Alkalinity will be ok. Pipes are in cement all the time and it has lime.

Here is another idea where you do not use chemicals: bury it.

  1. Dig out soil as far as you can reach. You can use a spoon or whatever you can get down in there. Or you could loosen up the dirt with a stick or retired screwdriver and then suck it out with a shopvac. Repeat.

  2. Put sand in the hole, or clay or whatever you have handy or can find outside.

Stinkiest stuff in this hole is the stuff on top. That will be gone. Anything left with sewage in it will be under a layer of good sand / dirt / clay and it can stink all it wants under there.

If you cannot get down in there to dig you could fill the hole with water then bail it out into a bucket or siphon it out, over and over until the contaminated top stuff was debulked / washed away and you had room to put in the new clean sand or dirt.

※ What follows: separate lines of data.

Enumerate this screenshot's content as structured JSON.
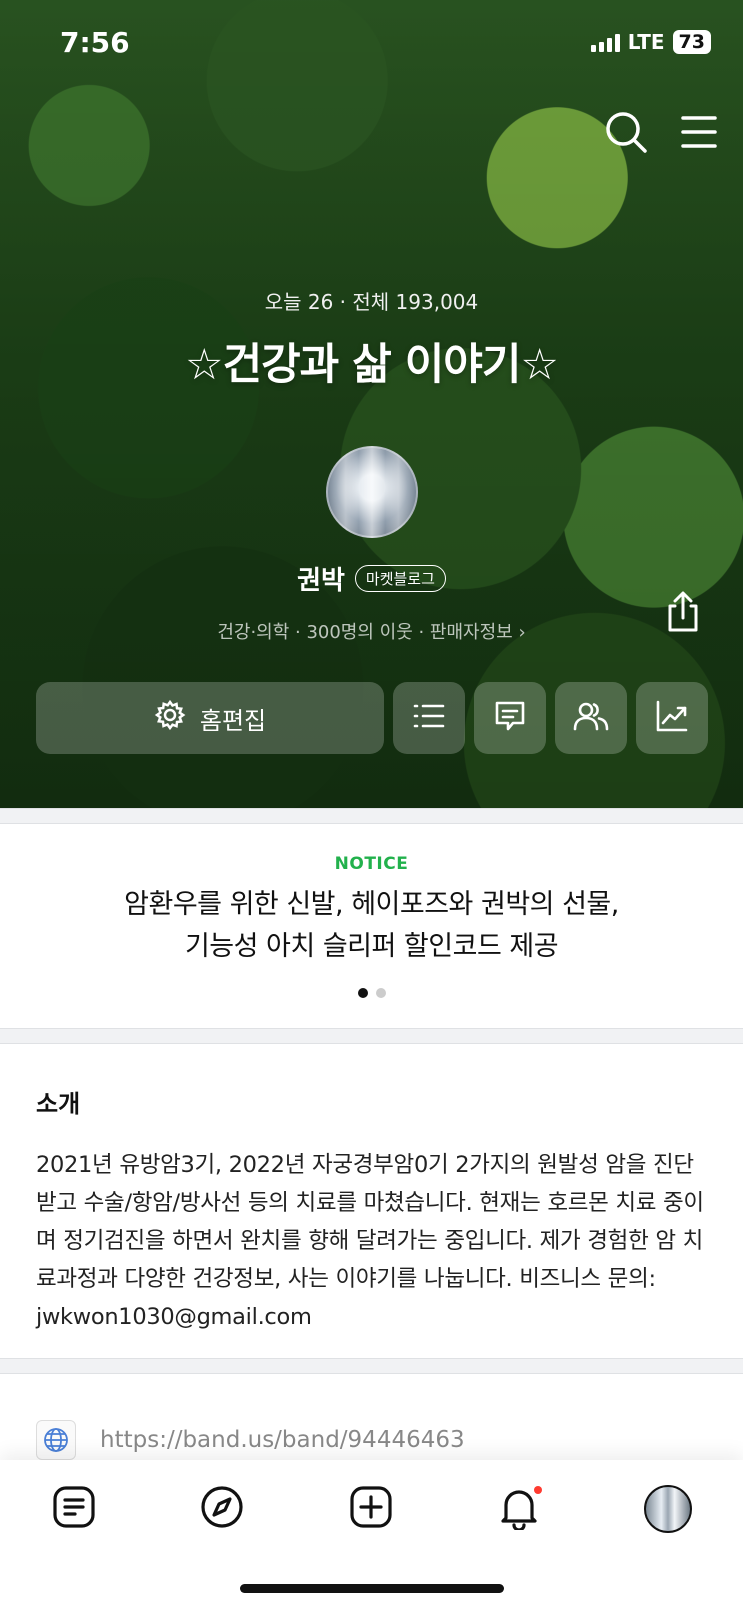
{
  "status_bar": {
    "time": "7:56",
    "network": "LTE",
    "battery": "73"
  },
  "header": {
    "visits": "오늘 26  ·  전체 193,004",
    "blog_title": "☆건강과 삶 이야기☆"
  },
  "profile": {
    "name": "권박",
    "badge": "마켓블로그",
    "meta": "건강·의학 · 300명의 이웃 · 판매자정보 ›"
  },
  "actions": {
    "edit_label": "홈편집"
  },
  "notice": {
    "label": "NOTICE",
    "line1": "암환우를 위한 신발, 헤이포즈와 권박의 선물,",
    "line2": "기능성 아치 슬리퍼 할인코드 제공"
  },
  "intro": {
    "title": "소개",
    "body": "2021년 유방암3기, 2022년 자궁경부암0기 2가지의 원발성 암을 진단 받고 수술/항암/방사선 등의 치료를 마쳤습니다. 현재는 호르몬 치료 중이며 정기검진을 하면서 완치를 향해 달려가는 중입니다. 제가 경험한 암 치료과정과 다양한 건강정보, 사는 이야기를 나눕니다.  비즈니스 문의:  jwkwon1030@gmail.com"
  },
  "link": {
    "url": "https://band.us/band/94446463"
  },
  "colors": {
    "notice_green": "#22b14c",
    "notification_red": "#ff3b30"
  },
  "icons": [
    "search-icon",
    "menu-icon",
    "share-icon",
    "gear-icon",
    "list-icon",
    "comment-icon",
    "neighbors-icon",
    "stats-icon",
    "globe-icon",
    "feed-icon",
    "compass-icon",
    "add-post-icon",
    "bell-icon"
  ]
}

No need for chemicals that might complicate things later. Burying has a long and excellent track record with stinky stuff.

  • 1
    I might add to this answer - cap the cleaned area with about a 0.5 inch thick layer of mortar. It will be thin enough to easily break up if it's needed to go deeper for some future maintenance. No smell is going to get through the mortar. If the hole is being used as a pseudo-drain - well, another project might need to address that...
    – coderjohn
    Sep 8, 2021 at 1:27

Lime ,calcium oxide ( CaO), won't bother PVC and probably no effect on cast iron either. The lime will raise the pH a little like from 7 to 8 temporarily.